According to Ten Hove of Datto, the government could certainly invest more. He calls the Dutch government completely invisible in this area. He says this is worrisome, because cyber attacks are a major threat to the country and economy. “The government is not going to do it. Then it’s up to us, with a multitude of activities. In some cases it is good to combine those activities. That’s what we’re doing with the Dutch Cybersecurity Assembly. We all feel the same around the table. We say something different somestimes, but actually it is the same message. We could bundle it into one message and do a national campaign together.”
Jerry Rijnbeek also sees additional opportunities, by imposing higher fines as a government. He thinks the regulations as they can now prescribe fines are far too low. And it needs to be more strictly enforced, as far as Rijnbeek is concerned. “If you don’t have it in order, you get fined. Losing contact information of 20,000 customers is no small matter.
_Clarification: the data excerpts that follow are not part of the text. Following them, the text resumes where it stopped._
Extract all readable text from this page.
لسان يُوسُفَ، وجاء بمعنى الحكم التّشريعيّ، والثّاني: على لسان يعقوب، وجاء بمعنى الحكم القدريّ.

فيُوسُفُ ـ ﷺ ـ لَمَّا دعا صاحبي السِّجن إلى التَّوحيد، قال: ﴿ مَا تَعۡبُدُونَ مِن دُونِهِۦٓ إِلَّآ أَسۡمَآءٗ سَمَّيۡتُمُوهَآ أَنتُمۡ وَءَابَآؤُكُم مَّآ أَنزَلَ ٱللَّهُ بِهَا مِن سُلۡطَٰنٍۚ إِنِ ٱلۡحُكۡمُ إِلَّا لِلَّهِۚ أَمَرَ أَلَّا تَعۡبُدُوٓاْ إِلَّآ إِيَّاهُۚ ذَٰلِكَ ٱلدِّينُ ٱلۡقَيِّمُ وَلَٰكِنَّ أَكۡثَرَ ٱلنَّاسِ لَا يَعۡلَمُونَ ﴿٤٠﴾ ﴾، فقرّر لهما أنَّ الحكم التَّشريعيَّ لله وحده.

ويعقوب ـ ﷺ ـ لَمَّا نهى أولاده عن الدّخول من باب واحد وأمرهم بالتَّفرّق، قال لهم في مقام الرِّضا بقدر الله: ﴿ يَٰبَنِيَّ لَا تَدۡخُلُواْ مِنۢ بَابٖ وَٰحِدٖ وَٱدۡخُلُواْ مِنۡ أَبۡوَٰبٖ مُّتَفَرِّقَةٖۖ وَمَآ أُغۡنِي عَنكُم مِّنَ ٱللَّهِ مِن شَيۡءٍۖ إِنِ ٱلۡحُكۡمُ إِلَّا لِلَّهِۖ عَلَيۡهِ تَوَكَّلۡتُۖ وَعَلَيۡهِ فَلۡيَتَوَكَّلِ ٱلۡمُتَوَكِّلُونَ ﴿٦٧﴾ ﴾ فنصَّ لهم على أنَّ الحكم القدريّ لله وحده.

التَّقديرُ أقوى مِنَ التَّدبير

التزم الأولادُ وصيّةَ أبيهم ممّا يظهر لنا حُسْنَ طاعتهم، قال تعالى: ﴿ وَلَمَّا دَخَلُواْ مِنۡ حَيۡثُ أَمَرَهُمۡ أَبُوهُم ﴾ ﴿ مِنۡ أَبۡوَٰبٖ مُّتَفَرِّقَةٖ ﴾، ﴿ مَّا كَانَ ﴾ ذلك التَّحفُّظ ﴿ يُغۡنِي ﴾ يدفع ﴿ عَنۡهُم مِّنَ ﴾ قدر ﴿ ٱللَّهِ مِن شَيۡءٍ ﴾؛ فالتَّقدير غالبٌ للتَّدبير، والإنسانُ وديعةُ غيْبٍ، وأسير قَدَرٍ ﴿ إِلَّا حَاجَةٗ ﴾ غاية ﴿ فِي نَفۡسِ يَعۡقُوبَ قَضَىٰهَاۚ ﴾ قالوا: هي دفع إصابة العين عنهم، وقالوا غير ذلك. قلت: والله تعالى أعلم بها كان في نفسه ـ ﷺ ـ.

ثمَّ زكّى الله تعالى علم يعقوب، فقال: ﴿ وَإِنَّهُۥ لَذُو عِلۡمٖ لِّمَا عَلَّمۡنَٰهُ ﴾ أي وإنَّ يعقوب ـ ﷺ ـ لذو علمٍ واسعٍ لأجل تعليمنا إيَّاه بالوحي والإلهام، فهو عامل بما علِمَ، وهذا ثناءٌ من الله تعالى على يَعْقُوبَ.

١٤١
Just do something wrong with taxes, and they’ll come after you.” Rijnbeek also states that he actually thinks it is time for a ban on ransom payments within the EU, so that crime is less fed and hackers are no longer focused on Europe.
In the security world, the battle between good and evil continues to evolve and intensify. The urgency of protecting organizations from the growing threat is high in this regard. An important focus here is cyber resilience and the importance of a broad security approach. Organizations must not only invest in preventive measures, but also have the basics in order. Awareness among management and employees can play a special role in this.
The discussion during the roundtable makes it clear that the urgency varies from “five to twelve” to “five after twelve”. A multidisciplinary approach seems to be the desired response to known and unknown threats. In theory, NIS2 could be a push in the right direction. Although it is scheduled for next year, it is best to be ready for it as soon as possible. At the end of the day, this way you are not only following government guidelines, but you are also doing your company a big favor.